Help came from an unexpected quarter: outer space. NASA's Earth-observing Landsat satellites have been photographing the planet since 1972. The color pixels in Landsat images represent the wavelengths of light reflected from water, vegetation, and other features on the Earth's surface. Gary Moll, a forester and vice president at American Forests, a tree conservation organization, decided to merge Landsat data with a computer mapping technique called GIS, for geographic information systems, to measure changes in tree cover over time. In 1992, Moll began comparing decades-old Landsat images with more recent ones, fine-tuning the computer analysis over time to gauge the tree cover density within the 30-meter width represented by each pixel.

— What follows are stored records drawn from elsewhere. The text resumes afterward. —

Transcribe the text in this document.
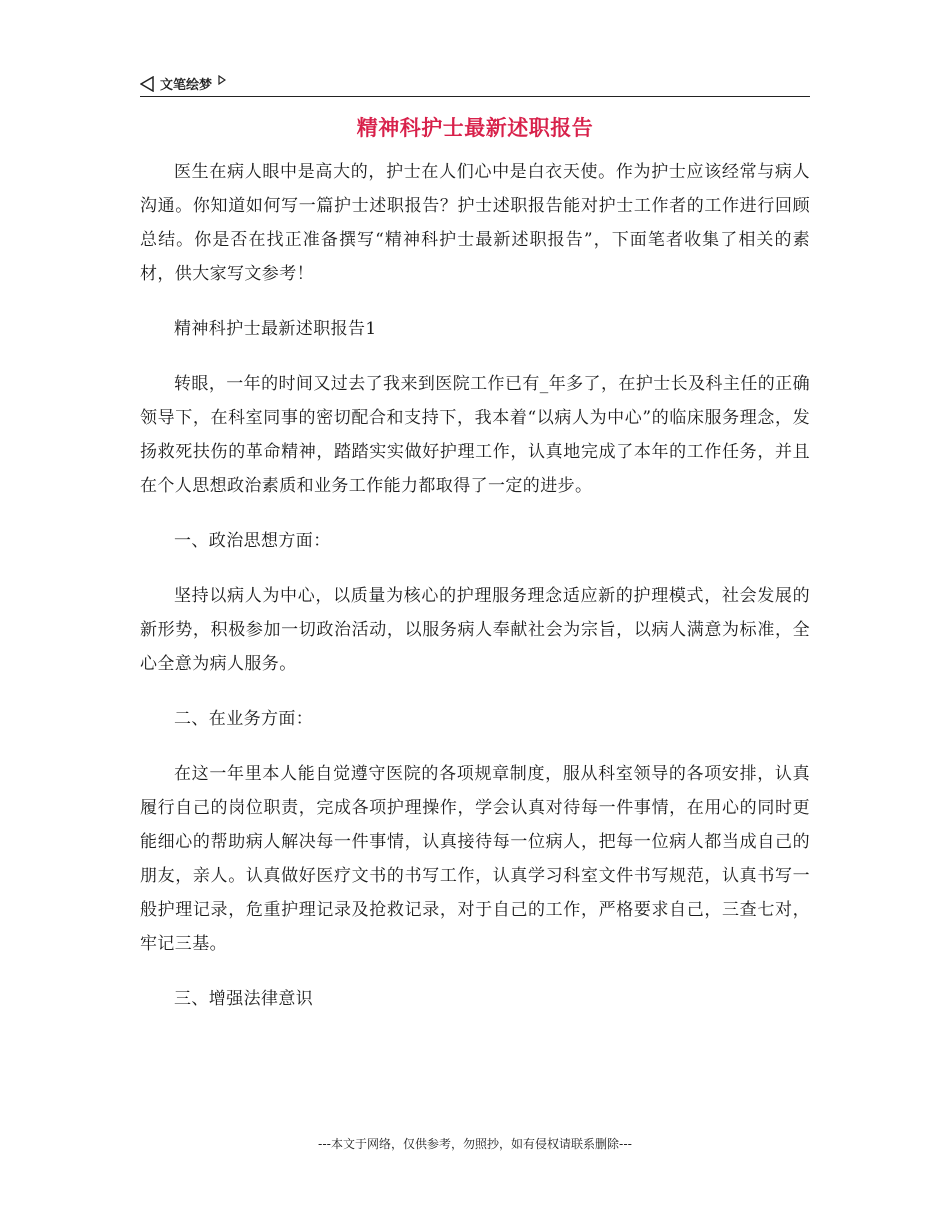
文笔绘梦
精神科护士最新述职报告

医生在病人眼中是高大的，护士在人们心中是白衣天使。作为护士应该经常与病人沟通。你知道如何写一篇护士述职报告？护士述职报告能对护士工作者的工作进行回顾总结。你是否在找正准备撰写“精神科护士最新述职报告”，下面笔者收集了相关的素材，供大家写文参考！

精神科护士最新述职报告1

转眼，一年的时间又过去了我来到医院工作已有_年多了，在护士长及科主任的正确领导下，在科室同事的密切配合和支持下，我本着“以病人为中心”的临床服务理念，发扬救死扶伤的革命精神，踏踏实实做好护理工作，认真地完成了本年的工作任务，并且在个人思想政治素质和业务工作能力都取得了一定的进步。

一、政治思想方面：

坚持以病人为中心，以质量为核心的护理服务理念适应新的护理模式，社会发展的新形势，积极参加一切政治活动，以服务病人奉献社会为宗旨，以病人满意为标准，全心全意为病人服务。

二、在业务方面：

在这一年里本人能自觉遵守医院的各项规章制度，服从科室领导的各项安排，认真履行自己的岗位职责，完成各项护理操作，学会认真对待每一件事情，在用心的同时更能细心的帮助病人解决每一件事情，认真接待每一位病人，把每一位病人都当成自己的朋友，亲人。认真做好医疗文书的书写工作，认真学习科室文件书写规范，认真书写一般护理记录，危重护理记录及抢救记录，对于自己的工作，严格要求自己，三查七对，牢记三基。

三、增强法律意识

---本文于网络，仅供参考，勿照抄，如有侵权请联系删除---
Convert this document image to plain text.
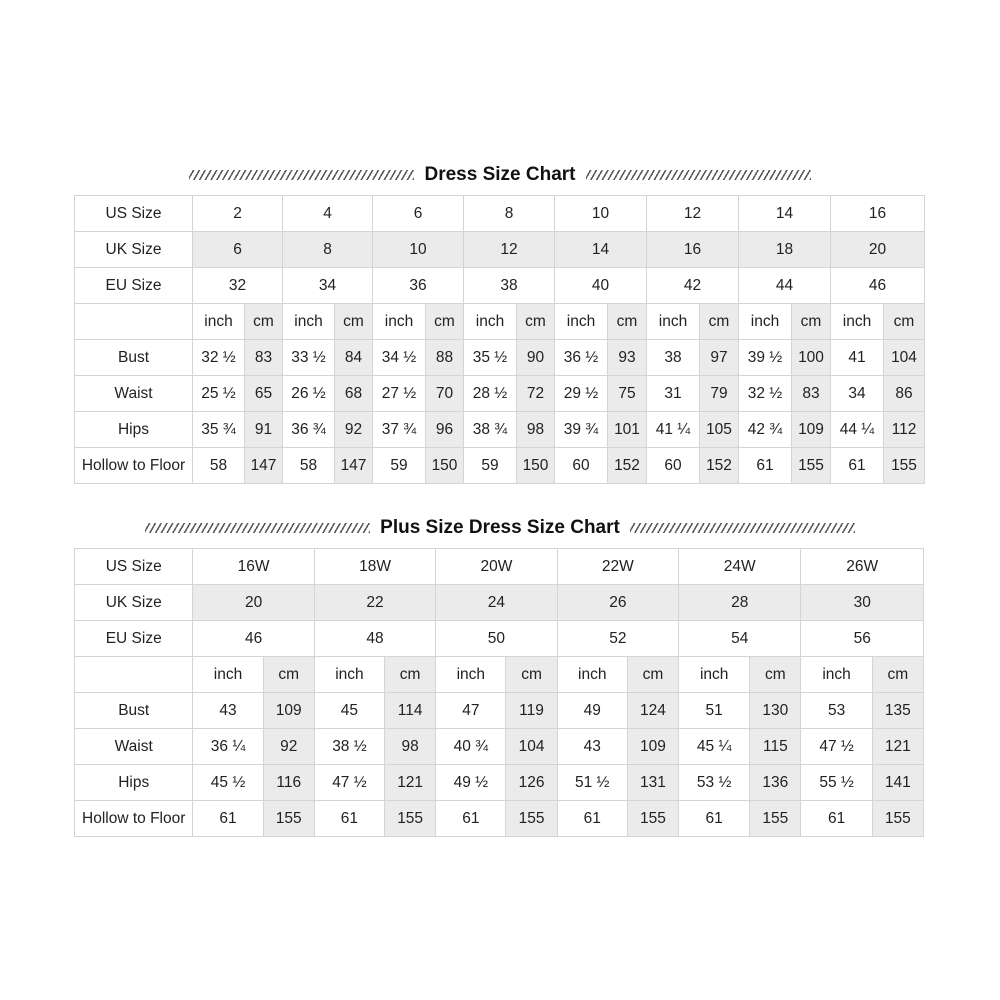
Dress Size Chart
US Size	2		4		6		8		10		12		14		16	
UK Size	6		8		10		12		14		16		18		20	
EU Size	32		34		36		38		40		42		44		46	
	inch	cm	inch	cm	inch	cm	inch	cm	inch	cm	inch	cm	inch	cm	inch	cm
Bust	32 ½	83	33 ½	84	34 ½	88	35 ½	90	36 ½	93	38	97	39 ½	100	41	104
Waist	25 ½	65	26 ½	68	27 ½	70	28 ½	72	29 ½	75	31	79	32 ½	83	34	86
Hips	35 ¾	91	36 ¾	92	37 ¾	96	38 ¾	98	39 ¾	101	41 ¼	105	42 ¾	109	44 ¼	112
Hollow to Floor	58	147	58	147	59	150	59	150	60	152	60	152	61	155	61	155
Plus Size Dress Size Chart
US Size	16W		18W		20W		22W		24W		26W	
UK Size	20		22		24		26		28		30	
EU Size	46		48		50		52		54		56	
	inch	cm	inch	cm	inch	cm	inch	cm	inch	cm	inch	cm
Bust	43	109	45	114	47	119	49	124	51	130	53	135
Waist	36 ¼	92	38 ½	98	40 ¾	104	43	109	45 ¼	115	47 ½	121
Hips	45 ½	116	47 ½	121	49 ½	126	51 ½	131	53 ½	136	55 ½	141
Hollow to Floor	61	155	61	155	61	155	61	155	61	155	61	155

The system worked so well that by 1998, Moll and his American Forests colleagues felt ready to tackle an analysis of the 3.9-million-acre Puget Sound watershed that surrounds Seattle. Population in the area had doubled between 1962 and 1998 as high-technology and other service-sector jobs drew migrants from other areas. The extent of the tree loss revealed in the maps startled even the foresters. In Puget Sound, the amount of land with less than 20 percent tree-canopy coverage more than doubled over that time, from 25 to 57 percent. At the same time, the amount of land with more than 50 percent canopy coverage dropped by 37 percent, from 42 to 27 percent.
Moll then programmed the computer to plug the mapping results into standard engineering formulas capable of ascribing dollar values to the services the lost trees once provided. By Moll's calculations, Puget Sound lost much more than green space when it felled its trees. Peak storm-water runoff, which would have been absorbed by trees and soil, increased by 1.2 billion cubic feet, or 29 percent. Containing that flood in overflow reservoirs costs communities an estimated $2.4 billion. And even if residents don't miss the trees, their lungs surely do. The vanished trees could have filtered 35 million pounds of pollutants from the air, removing greenhouse gases such as ozone and carbon monoxide and capturing particulates that irritate airways. Filtering that volume of air with industrial techniques would have cost $95 million.